Cueva de La Peña, Asturie, Spagna
Il clan si prepara a una nuova, fredda giornata. Fuori dalla grotta cade una pioggia gelida. In un angolo alcuni ragazzi intagliano schegge di pietra con l’aiuto di un adulto. All’ingresso della caverna le braci di un falò disperdono ancora fumo. In lontananza si intravedono brucare dei cervi maestosi. In fondo alla grotta, su una parete, un abile giovane rifinisce i tratti del disegno di un cavallo incominciato alcuni giorni prima. Scene come questa dovettero ripetersi migliaia di volte nel continente europeo durante il Paleolitico superiore, tra i 41mila e i 12mila anni fa. Fu un periodo di glaciazioni, ma anche di esplosione creativa, nel quale l’uomo di Neanderthal si estinse e i membri della nostra specie, l’Homo sapiens, colonizzarono il vasto territorio muovendosi in base ai cambiamenti climatici. Siamo nella Glaciazione di Würm, l’ultima che colpì l’Europa e che noi conosciamo, infatti, come Ultimo periodo glaciale. Ebbe inizio all’incirca 110mila anni fa e raggiunse il suo massimo, la fase più fredda, tra i 25mila e i 19mila anni fa.
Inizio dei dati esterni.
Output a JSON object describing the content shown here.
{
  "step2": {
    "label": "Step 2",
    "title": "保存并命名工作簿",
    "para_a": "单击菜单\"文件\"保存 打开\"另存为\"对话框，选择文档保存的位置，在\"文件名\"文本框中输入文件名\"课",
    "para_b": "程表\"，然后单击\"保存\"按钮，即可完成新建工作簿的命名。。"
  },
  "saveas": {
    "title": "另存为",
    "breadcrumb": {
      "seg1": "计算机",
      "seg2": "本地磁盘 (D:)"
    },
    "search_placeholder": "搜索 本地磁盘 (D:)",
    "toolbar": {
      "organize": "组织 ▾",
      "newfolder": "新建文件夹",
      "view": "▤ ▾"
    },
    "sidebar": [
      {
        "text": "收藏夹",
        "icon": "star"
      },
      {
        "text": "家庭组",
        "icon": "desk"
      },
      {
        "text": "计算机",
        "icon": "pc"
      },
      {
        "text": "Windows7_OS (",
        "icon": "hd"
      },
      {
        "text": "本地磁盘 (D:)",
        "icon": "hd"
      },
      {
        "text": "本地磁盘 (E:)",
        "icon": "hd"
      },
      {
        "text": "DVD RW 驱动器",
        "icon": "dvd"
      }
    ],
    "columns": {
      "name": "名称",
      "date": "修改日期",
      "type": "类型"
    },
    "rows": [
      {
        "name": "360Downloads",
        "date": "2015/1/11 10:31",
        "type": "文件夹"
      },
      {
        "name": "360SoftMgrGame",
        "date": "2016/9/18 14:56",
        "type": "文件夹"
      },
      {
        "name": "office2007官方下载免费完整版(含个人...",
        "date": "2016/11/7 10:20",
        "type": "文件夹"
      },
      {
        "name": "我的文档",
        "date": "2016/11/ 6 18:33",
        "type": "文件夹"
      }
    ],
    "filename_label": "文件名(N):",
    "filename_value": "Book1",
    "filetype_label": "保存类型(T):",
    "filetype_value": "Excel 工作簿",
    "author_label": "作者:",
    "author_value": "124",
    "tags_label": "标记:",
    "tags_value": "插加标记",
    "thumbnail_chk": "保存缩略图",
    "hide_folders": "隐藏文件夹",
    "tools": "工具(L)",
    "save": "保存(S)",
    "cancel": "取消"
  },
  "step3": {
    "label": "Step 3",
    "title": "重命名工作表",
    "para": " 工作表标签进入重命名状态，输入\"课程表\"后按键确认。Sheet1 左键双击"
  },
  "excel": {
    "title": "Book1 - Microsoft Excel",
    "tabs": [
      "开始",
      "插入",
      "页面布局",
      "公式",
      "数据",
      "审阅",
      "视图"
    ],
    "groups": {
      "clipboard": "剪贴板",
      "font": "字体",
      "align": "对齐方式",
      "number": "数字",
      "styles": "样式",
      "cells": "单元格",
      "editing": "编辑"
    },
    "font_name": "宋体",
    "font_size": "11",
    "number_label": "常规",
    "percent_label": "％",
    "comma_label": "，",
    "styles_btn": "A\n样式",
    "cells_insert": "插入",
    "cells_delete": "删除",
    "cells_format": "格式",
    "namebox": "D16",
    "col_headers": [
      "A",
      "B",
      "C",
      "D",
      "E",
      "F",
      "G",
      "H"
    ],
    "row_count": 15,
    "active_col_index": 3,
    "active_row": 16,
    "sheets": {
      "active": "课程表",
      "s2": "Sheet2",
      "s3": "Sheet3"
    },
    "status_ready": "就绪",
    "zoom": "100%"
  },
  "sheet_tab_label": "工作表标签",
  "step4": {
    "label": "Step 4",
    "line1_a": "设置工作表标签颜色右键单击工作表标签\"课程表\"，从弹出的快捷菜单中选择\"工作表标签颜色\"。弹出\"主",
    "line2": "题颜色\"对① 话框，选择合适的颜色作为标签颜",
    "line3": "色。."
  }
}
Caverna di Altamira, Spagna
Allora i sapiens – in Europa conosciuti come Cro-Magnon – erano ormai gli unici abitanti delle terre comprese tra il Portogallo e gli Urali. Erano, però, presenti pure in Africa, Asia e nella lontana Australia, e alcuni studiosi credono che fossero giunti perfino in America. Quando arrivarono in Europa, nel pieno del periodo glaciale, ovvero circa 45mila anni fa, i Cro-Magnonnon erano soli: vi vivevano ancora i neanderthaliani, che scomparvero poco dopo la loro venuta; alcune comunità sopravvissero forse fino a 25mila anni fa a Gibilterra, area che fu la loro ultima dimora secondo il paleoantropologo britannico Clive Finlayson. Una delle grandi domande della preistoria è come ebbe luogo l’incontro tra i neanderthaliani e i sapiens. I secondi giocarono un ruolo nell’estinzione dei primi? Recenti datazioni su 13 siti del nord della Spagna, condotte dal team del Centro nacional de Investigación sobre la Evolución Humana (CENIEH) di Joseba Ríos, indicano che le due specie condivisero quella zona per meno di un millennio, un intervallo di tempo che riduce le possibilità di interazione tra i due gruppi. La loro scomparsa non sarebbe quindi legata alla nostra specie, ma alla scarsa diversità genetica dei neanderthaliani, ormai isolati gli uni dagli altri. Tuttavia gli studi genetici compiuti nel Centro Europa indicano che lì convissero per circa cinquemila anni ed ebbero anche dei discendenti in comune. A quei tempi il corredo genetico dell’Homo neanderthalensis conteneva circa il dieci percento del DNA di un sapiens, come nel caso dell’Uomo di Oase, in Romania, che visse tra i 42mila e i 37mila anni fa. Quella percentuale, però, si assottigliò con il tempo fino ad assestarsi a un due percento del nostro attuale corredo genetico.
Un mondo in movimento
In Europa i sapiens si trovarono davanti un clima gelido. In regioni come l’Andalusia di 40mila anni fa, per esempio, la temperatura media annuale stazionava tra i nove e gli undici gradi, come si apprende dallo studio dei resti di tre mammut lanosi trovati nella torbiera di El Padul (Granada). A mano a mano che, nell’Ultimo massimo glaciale, le terre si coprivano di ghiacci, i popoli migravano cercando rifugio nel sud del continente, più caldo, dal quale non uscirono finché le temperature non risalirono di nuovo. Da lì la ricchezza di ritrovamenti nella Francia meridionale, settentrionale e nella parte orientale della penisola iberica o dell’Italia, soprattutto durante il Solutreano, tra i 25mila e i 17mila anni fa.